Dans une situation où on ne peut pas faire grand chose, la BNS, comme le ferait le médecin de famille, prescrit donc un placebo. «les effets secondaires sont minimes et même de l’eau sucrée, prescrite de manière compétente, peut diminuer les douleurs», juge le quotidien zurichois.
Le mal est ailleurs
«Cette légère baisse des taux d’intérêt risque de ne pas suffire», souligne le Bund, qui voit la BNS contrainte à un «dangereux exercice d’équilibre». «Si elle n’en fait pas assez, le franc va continuer à grimper, avec le risque de voir les entreprises délocaliser des places de travail à l’étranger. Si elle en fait trop, elle devra plus tard relever les taux d’autant, ce qui freinera la conjoncture et coûtera également des places de travail».
«Et cette situation perdurera jusqu’au jour où les pays de la zone euro et les Etats-Unis prendront leurs problèmes de finances sérieusement en mains. Mais hélas, ce jour est encore loin», conclut le quotidien bernois.
Le Temps souligne lui aussi que les problèmes à l’origine de l’envolée du franc ne sont pas en Suisse, une «île réputée pour sa stabilité et la bonne gestion de ses finances publiques», et que la tendance ne s’inversera pas tant que «les grands malades que sont l’Europe et les Etats-Unis n’auront pas accepté de se soigner vigoureusement».
Et le quotidien romand de rappeler que «l’indépendance monétaire de la Suisse a ses vertus et ses limites. Les événements en cours nous rappellent que nous sommes solidaires, pour le meilleur ou le pire, de nos voisins et des pays importateurs».
Gouvernement en vacances
La Neue Luzerner Zeitung salue quant à elle «un pas important dans la lutte contre le franc fort», mais souligne que tandis que la BNS agit, le Conseil fédéral (gouvernement), lui, «est en vacances». Mercredi, les sept sages ont tenu une conférence téléphonique, «salué» l’action de l’institut d’émission et «pris connaissance de l’analyse du ministre de l’économie».
Le quotidien de Suisse centrale s’inquiète de voir Johann Schneider-Ammann avoir toujours le prééminence sur ce dossier.
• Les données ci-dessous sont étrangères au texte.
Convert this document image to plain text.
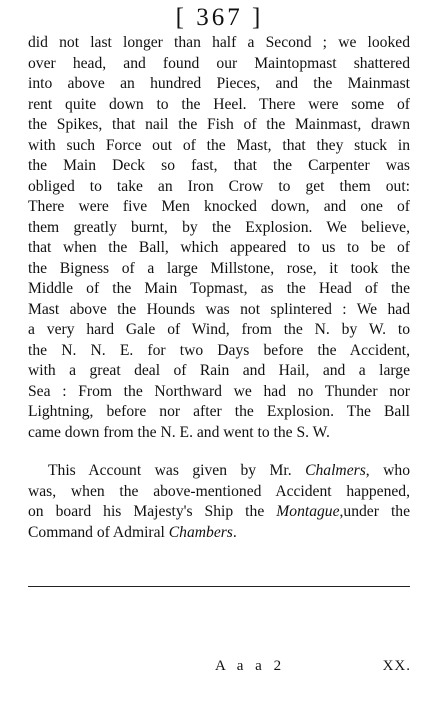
[ 367 ]
did not last longer than half a Second ; we looked
over head, and found our Maintopmast shattered
into above an hundred Pieces, and the Mainmast
rent quite down to the Heel. There were some of
the Spikes, that nail the Fish of the Mainmast, drawn
with such Force out of the Mast, that they stuck in
the Main Deck so fast, that the Carpenter was
obliged to take an Iron Crow to get them out:
There were five Men knocked down, and one of
them greatly burnt, by the Explosion. We believe,
that when the Ball, which appeared to us to be of
the Bigness of a large Millstone, rose, it took the
Middle of the Main Topmast, as the Head of the
Mast above the Hounds was not splintered : We had
a very hard Gale of Wind, from the N. by W. to
the N. N. E. for two Days before the Accident,
with a great deal of Rain and Hail, and a large
Sea : From the Northward we had no Thunder nor
Lightning, before nor after the Explosion. The Ball
came down from the N. E. and went to the S. W.
This Account was given by Mr. Chalmers, who
was, when the above-mentioned Accident happened,
on board his Majesty's Ship the Montague,under the
Command of Admiral Chambers.
A a a 2	XX.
Car «son mélange de laisser-faire et de maladresse ne suffit pas».
Quant au Corriere del Ticino, il relève que le franc fort, tant décrié, a aussi quelques avantages, et pas seulement pour les Suisses qui passent leurs vacances en Europe ou aux Etats-Unis. «Les importations sont moins chères et la place financière reprend de la vigueur [grâce à la fonction de valeur refuge du franc suisse], ce dont dans une certaine mesure elle avait besoin», écrit le quotidien tessinois.
Depuis la mi-février 2011, le franc a gagné 21% face à l’euro et 28% face au dollar.
Rien que depuis le début juillet, l’appréciation de la monnaie suisse par rapport aux monnaies européenne et américaine a été respectivement de 13,5 et 6,5%.
Mardi soir 2 août, un euro valait moins de 1 franc 10 et un dollar 76 centimes. Les mesures annoncées mercredi par la BNS ont fait momentanément reprendre quelques couleurs aux deux monnaies face au franc.